Rendlesham Forest gives the movie a wonderfully creepy location and visuals that make the unoriginal story and occasionally irritating characters seem worth it. If I'm going to watch a found footage movie, I'd rather it show me somewhere I couldn't just catch a bus or train to myself (like the moon, Amazon or dinosaur island) but at least this forest looks genuinely scary and foreboding, unlike most found footage locales. With its magnificently enormous, Gothic-looking trees and naturally spooky landscapes, the forest is almost a character in itself – and it's the least annoying character, at that. Even better, when the film moves out of the woods to its abandoned military base, it still retains that sense of spook and atmosphere, managing to light its dark basements and industrial buildings surprisingly well. The film's cinematography is its strongest suit, looking downright Lovecraftian in places with its use of mist, light shows and sparing CGI. Its money shot – one of the characters pointing his metal detector at the sky – is a great bit of imagery, shorn from the movie this could have been.

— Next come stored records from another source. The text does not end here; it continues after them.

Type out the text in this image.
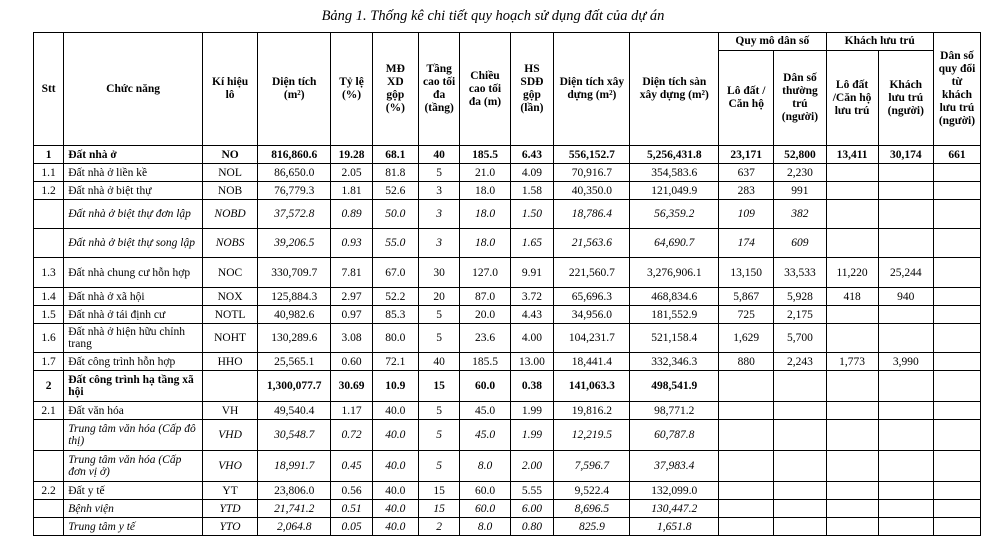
Bảng 1. Thống kê chi tiết quy hoạch sử dụng đất của dự án
Stt	Chức năng	Kí hiệu lô	Diện tích (m²)	Tỷ lệ (%)	MĐ XD gộp (%)	Tầng cao tối đa (tầng)	Chiều cao tối đa (m)	HS SDĐ gộp (lần)	Diện tích xây dựng (m²)	Diện tích sàn xây dựng (m²)	Quy mô dân số		Khách lưu trú		Dân số quy đổi từ khách lưu trú (người)
											Lô đất / Căn hộ	Dân số thường trú (người)	Lô đất /Căn hộ lưu trú	Khách lưu trú (người)	
1	Đất nhà ở	NO	816,860.6	19.28	68.1	40	185.5	6.43	556,152.7	5,256,431.8	23,171	52,800	13,411	30,174	661
1.1	Đất nhà ở liền kề	NOL	86,650.0	2.05	81.8	5	21.0	4.09	70,916.7	354,583.6	637	2,230			
1.2	Đất nhà ở biệt thự	NOB	76,779.3	1.81	52.6	3	18.0	1.58	40,350.0	121,049.9	283	991			
	Đất nhà ở biệt thự đơn lập	NOBD	37,572.8	0.89	50.0	3	18.0	1.50	18,786.4	56,359.2	109	382			
	Đất nhà ở biệt thự song lập	NOBS	39,206.5	0.93	55.0	3	18.0	1.65	21,563.6	64,690.7	174	609			
1.3	Đất nhà chung cư hỗn hợp	NOC	330,709.7	7.81	67.0	30	127.0	9.91	221,560.7	3,276,906.1	13,150	33,533	11,220	25,244	
1.4	Đất nhà ở xã hội	NOX	125,884.3	2.97	52.2	20	87.0	3.72	65,696.3	468,834.6	5,867	5,928	418	940	
1.5	Đất nhà ở tái định cư	NOTL	40,982.6	0.97	85.3	5	20.0	4.43	34,956.0	181,552.9	725	2,175			
1.6	Đất nhà ở hiện hữu chỉnh trang	NOHT	130,289.6	3.08	80.0	5	23.6	4.00	104,231.7	521,158.4	1,629	5,700			
1.7	Đất công trình hỗn hợp	HHO	25,565.1	0.60	72.1	40	185.5	13.00	18,441.4	332,346.3	880	2,243	1,773	3,990	
2	Đất công trình hạ tầng xã hội		1,300,077.7	30.69	10.9	15	60.0	0.38	141,063.3	498,541.9					
2.1	Đất văn hóa	VH	49,540.4	1.17	40.0	5	45.0	1.99	19,816.2	98,771.2					
	Trung tâm văn hóa (Cấp đô thị)	VHD	30,548.7	0.72	40.0	5	45.0	1.99	12,219.5	60,787.8					
	Trung tâm văn hóa (Cấp đơn vị ở)	VHO	18,991.7	0.45	40.0	5	8.0	2.00	7,596.7	37,983.4					
2.2	Đất y tế	YT	23,806.0	0.56	40.0	15	60.0	5.55	9,522.4	132,099.0					
	Bệnh viện	YTD	21,741.2	0.51	40.0	15	60.0	6.00	8,696.5	130,447.2					
	Trung tâm y tế	YTO	2,064.8	0.05	40.0	2	8.0	0.80	825.9	1,651.8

With that in mind, it's a shame that there's such a massive slog between all of the undeniably good stuff. It could have done with being at least half an hour shorter, faster paced and better written. The Rendlesham UFO Incident is one of the better low-budget horror films we've had in years – so it's disappointing that it buries so much of what makes it special under layers of cliché and padding. That's a shame, since it had the potential to be out of this world. As it is, it's depressingly terrestrial at times.